News Digest / Latest Stock Market News / Dollar Climbs to Highest Level in 1.5 Weeks Amid Iran-US Tensions

Dollar Climbs to Highest Level in 1.5 Weeks Amid Iran-US Tensions

Lukas Schmidt
02:36am, Thursday, Apr 23, 2026

The US dollar hovered near a one-and-a-half-week high on Thursday, buoyed by ongoing tensions between Iran and the United States. The recent seizure of two ships by Tehran in the Strait of Hormuz has renewed concerns, propelling oil prices back above the $100 mark and unsettling investors.

President Donald Trump extended an indefinite ceasefire with Iran, yet little progress appears to be made toward restarting peace negotiations. Both nations remain deadlocked over ceasefire conditions, naval blockades, nuclear programs, and control of the strategically vital Strait of Hormuz, which continues to be effectively closed, adding strain to global energy supplies and the markets.

Philip Wee, a senior foreign exchange strategist at DBS, described current market activity as hesitant, with traders reluctant to take firm directional positions amid a "tense wait-and-see consolidation" following recent relief rallies that were sparked by early hopes of de-escalation.

The euro eased to $1.1699, touching lows not seen since April 13 earlier in the session, marking its first weekly decline in four weeks at just under half a percent. The British pound also slipped slightly to $1.3484. Meanwhile, the Australian and New Zealand dollars dipped 0.2% and 0.3% to $0.7147 and $0.5886, respectively.

The Japanese yen held steady around 159.56, close to the critical 160 level that Japanese authorities monitor for potential market intervention. The Bank of Japan is expected to maintain its current interest rates next week, while hinting at possible hikes as early as June.

The US Dollar Index, which gauges the greenback against a basket of six major currencies, edged up to 98.676, close to its highest since April 13. This represents a moderate weekly gain of approximately 0.5%, rebounding after two weeks of declines.

Earlier in March, the dollar gained sharply due to safe-haven demand amidst the outbreak of conflict. However, a subsequent ceasefire and the prospect of peace talks launched a risk-on rally that shaved off most of those gains - until recent escalations reignited concerns.
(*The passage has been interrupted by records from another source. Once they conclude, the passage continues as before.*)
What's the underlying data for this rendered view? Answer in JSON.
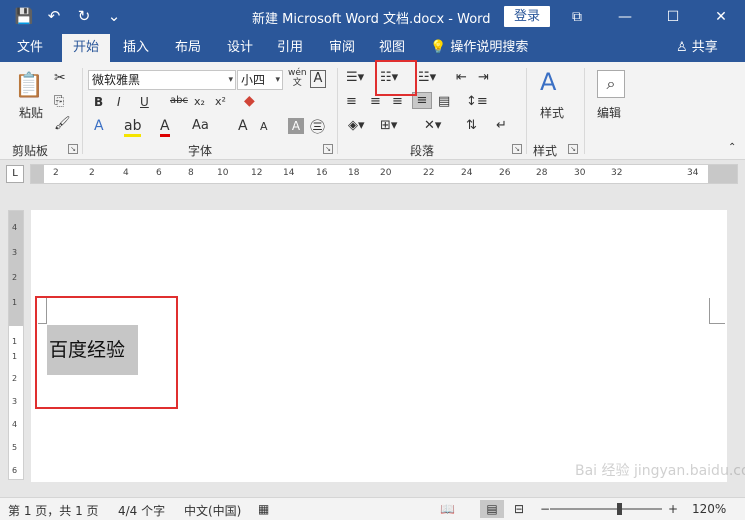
{
  "titlebar": {
    "doc_title": "新建 Microsoft Word 文档.docx  -  Word",
    "login_label": "登录",
    "qat": [
      "💾",
      "↶",
      "↻",
      "⌄"
    ],
    "win_controls": [
      "⧉",
      "—",
      "☐",
      "✕"
    ]
  },
  "tabs": {
    "items": [
      "文件",
      "开始",
      "插入",
      "布局",
      "设计",
      "引用",
      "审阅",
      "视图"
    ],
    "active": "开始",
    "tell_me": "💡 操作说明搜索",
    "share": "♙ 共享"
  },
  "ribbon": {
    "clipboard": {
      "paste": "粘贴",
      "label": "剪贴板"
    },
    "font": {
      "family": "微软雅黑",
      "size": "小四",
      "buttons": [
        "B",
        "I",
        "U",
        "abc",
        "x₂",
        "x²"
      ],
      "row3": [
        "A",
        "A",
        "A",
        "Aa",
        "A",
        "A",
        "A",
        "㊂"
      ],
      "label": "字体",
      "wen": "wén",
      "wen_char": "文",
      "boxed_a": "A"
    },
    "paragraph": {
      "label": "段落"
    },
    "styles": {
      "label": "样式",
      "button": "样式"
    },
    "editing": {
      "button": "编辑"
    }
  },
  "ruler": {
    "marks": [
      "2",
      "2",
      "4",
      "6",
      "8",
      "10",
      "12",
      "14",
      "16",
      "18",
      "20",
      "22",
      "24",
      "26",
      "28",
      "30",
      "32",
      "34"
    ],
    "corner": "L",
    "vmarks": [
      "4",
      "3",
      "2",
      "1",
      "1",
      "1",
      "2",
      "3",
      "4",
      "5",
      "6"
    ]
  },
  "document": {
    "text": "百度经验"
  },
  "statusbar": {
    "page": "第 1 页，共 1 页",
    "words": "4/4 个字",
    "language": "中文(中国)",
    "zoom": "120%",
    "zoom_minus": "−",
    "zoom_plus": "+"
  },
  "watermark": "Bai 经验 jingyan.baidu.com",
  "colors": {
    "accent": "#2b579a",
    "highlight": "#e02f2f"
  }
}
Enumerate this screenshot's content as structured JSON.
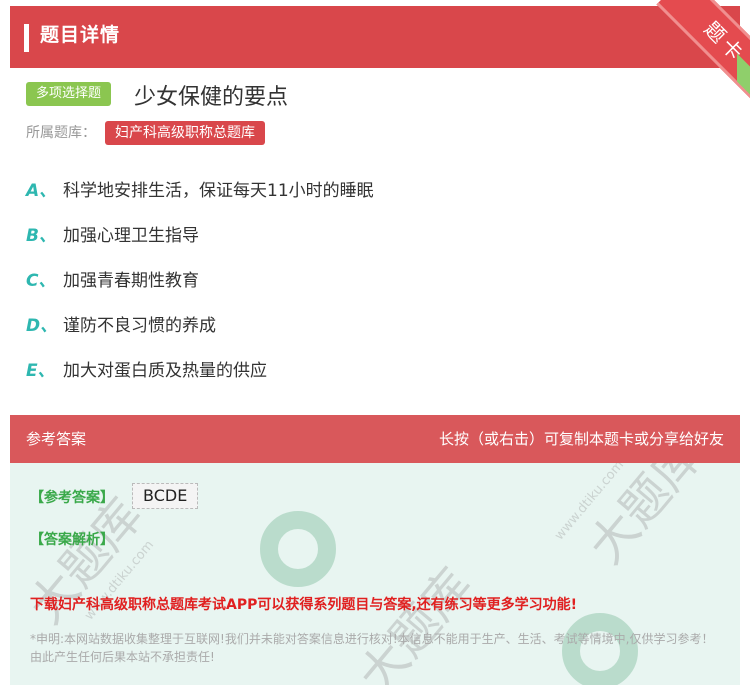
{
  "header": {
    "title": "题目详情",
    "ribbon_label": "题卡"
  },
  "question": {
    "type_badge": "多项选择题",
    "title": "少女保健的要点",
    "bank_label": "所属题库：",
    "bank_name": "妇产科高级职称总题库"
  },
  "options": [
    {
      "letter": "A、",
      "text": "科学地安排生活，保证每天11小时的睡眠"
    },
    {
      "letter": "B、",
      "text": "加强心理卫生指导"
    },
    {
      "letter": "C、",
      "text": "加强青春期性教育"
    },
    {
      "letter": "D、",
      "text": "谨防不良习惯的养成"
    },
    {
      "letter": "E、",
      "text": "加大对蛋白质及热量的供应"
    }
  ],
  "answer_section": {
    "title": "参考答案",
    "share_hint": "长按（或右击）可复制本题卡或分享给好友",
    "answer_label": "【参考答案】",
    "answer_value": "BCDE",
    "explanation_label": "【答案解析】",
    "promo": "下载妇产科高级职称总题库考试APP可以获得系列题目与答案,还有练习等更多学习功能!",
    "disclaimer": "*申明:本网站数据收集整理于互联网!我们并未能对答案信息进行核对!本信息不能用于生产、生活、考试等情境中,仅供学习参考！由此产生任何后果本站不承担责任!"
  },
  "colors": {
    "accent_red": "#d9474b",
    "option_letter": "#2eb7b0",
    "tag_green": "#8bc650",
    "answer_green": "#3aa94a",
    "promo_red": "#e02020"
  }
}
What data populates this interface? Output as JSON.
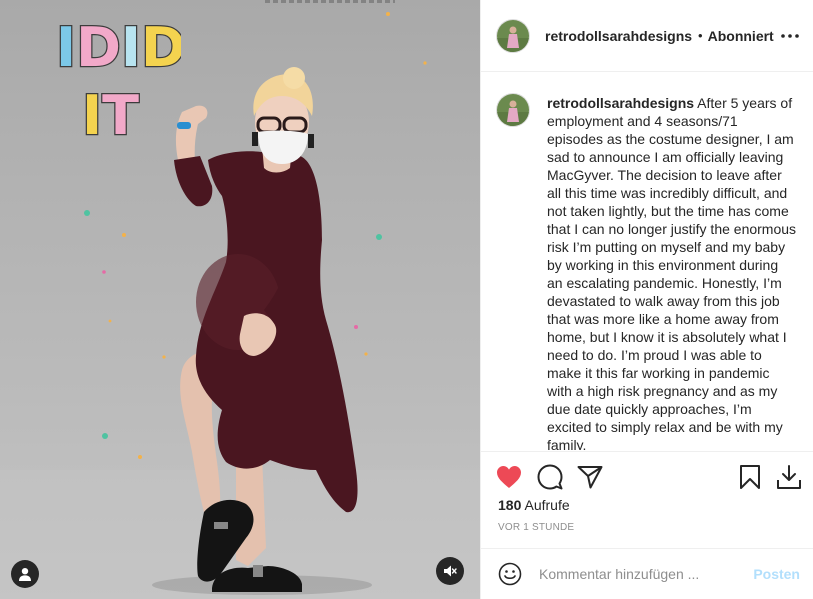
{
  "post": {
    "username": "retrodollsarahdesigns",
    "follow_status": "Abonniert",
    "separator": "•",
    "caption_text": "After 5 years of employment and 4 seasons/71 episodes as the costume designer, I am sad to announce I am officially leaving MacGyver. The decision to leave after all this time was incredibly difficult, and not taken lightly, but the time has come that I can no longer justify the enormous risk I’m putting on myself and my baby by working in this environment during an escalating pandemic. Honestly, I’m devastated to walk away from this job that was more like a home away from home, but I know it is absolutely what I need to do. I’m proud I was able to make it this far working in pandemic with a high risk pregnancy and as my due date quickly approaches, I’m excited to simply relax and be with my family.",
    "views_count": "180",
    "views_label": "Aufrufe",
    "time_ago": "Vor 1 Stunde",
    "liked": true
  },
  "media": {
    "sticker_line1": "IDID",
    "sticker_line2": "IT"
  },
  "comment_box": {
    "placeholder": "Kommentar hinzufügen ...",
    "post_label": "Posten"
  },
  "colors": {
    "like_red": "#ed4956",
    "dress": "#4a1620",
    "post_disabled": "#b2dffc",
    "muted_text": "#8e8e8e"
  },
  "icons": [
    "user-tag-icon",
    "mute-icon",
    "more-options-icon",
    "heart-icon",
    "comment-icon",
    "share-icon",
    "bookmark-icon",
    "download-icon",
    "emoji-icon"
  ]
}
The persistent conflict has battered fuel prices and consumer confidence, now at record lows, while largely wiping out expectations for US interest rate cuts this year. Economists surveyed by Reuters anticipate the Federal Reserve will hold off on cutting rates for at least six months due to inflation pressures fueled by energy shocks.

Upcoming US economic data, including initial jobless claims and Purchasing Managers' Index readings, are being closely watched for signs of how soaring energy costs may be rippling through the wider economy.